Environmentalist Alfred Baldacchino agreed that the pruning was carried out in an unprofessional manner.
“I cannot call this pruning in any way. It seems more like official vandalism on urban trees, without any expertise or professionalism,” he said, adding it was impossible that these “pruned trees” could ever grow into “proper” olive trees and bear fruit.
Mr Baldacchino insisted that lack of appreciation and proper management of trees was common across the island.
“In the past four or five years, Malta has seen the unjustifiable destruction of established urban trees under one excuse or other, but all motivated by commercial motives.”
Mr Baldacchino also believes that importing trees does not help conserve Maltese indigenous species, especially the rare and threatened ones.
Importing living species, including trees, was regulated by regulations emanating from EU obligations and Malta had suffered greatly as a result of the lack of enforcement of such regulations, Mr Baldacchino said.
Invasive alien species such as the red palm weevil, which killed about 500 palm trees; the African long-horned beetle, that devastated the local population of mulberry trees and recently also fig trees; and the geranium bronze butterfly had a negative financial and social impact on the Maltese islands, he added.
The Coastal and Marine Union (EUCC) – of whom conservationist Foppe Seekles holds Maltese membership – distanced itself from the issue he raised.
While it commended the fact that someone wanted to defend the value of the trees, it said a dispute between a person (who accidentally happened to be an EUCC representative) and someone who was cutting branches was not in EUCC’s interest.

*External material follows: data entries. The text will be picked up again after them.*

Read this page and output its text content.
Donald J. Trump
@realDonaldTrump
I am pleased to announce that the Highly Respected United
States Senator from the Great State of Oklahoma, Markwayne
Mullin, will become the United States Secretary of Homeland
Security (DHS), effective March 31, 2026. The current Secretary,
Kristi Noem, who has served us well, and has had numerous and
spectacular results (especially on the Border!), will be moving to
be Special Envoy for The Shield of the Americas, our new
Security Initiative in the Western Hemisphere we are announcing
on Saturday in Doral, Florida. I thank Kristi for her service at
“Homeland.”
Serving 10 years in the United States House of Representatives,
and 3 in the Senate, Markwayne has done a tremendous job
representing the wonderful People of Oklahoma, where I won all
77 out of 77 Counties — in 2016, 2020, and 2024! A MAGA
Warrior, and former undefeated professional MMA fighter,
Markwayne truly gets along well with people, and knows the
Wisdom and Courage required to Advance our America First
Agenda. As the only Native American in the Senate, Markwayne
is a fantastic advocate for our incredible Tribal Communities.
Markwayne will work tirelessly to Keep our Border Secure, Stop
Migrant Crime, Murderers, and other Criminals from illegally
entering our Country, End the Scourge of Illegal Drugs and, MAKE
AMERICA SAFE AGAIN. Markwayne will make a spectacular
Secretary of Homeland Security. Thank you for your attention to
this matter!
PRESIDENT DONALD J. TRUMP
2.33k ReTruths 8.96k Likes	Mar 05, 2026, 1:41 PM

“(Foppe) Seekles is within his rights when he wants to defend these trees he thinks are in danger (of which the local authorities will judge whether this is the case or not) but this is and should be as a private person and not as an EUCC representative. EUCC has a neutral position in this and cannot be biased by this kind of turmoil,” it said.
EUCC also pointed out that Mr Seekles was not the organisation’s executive president but the president of its Maltese membership branch.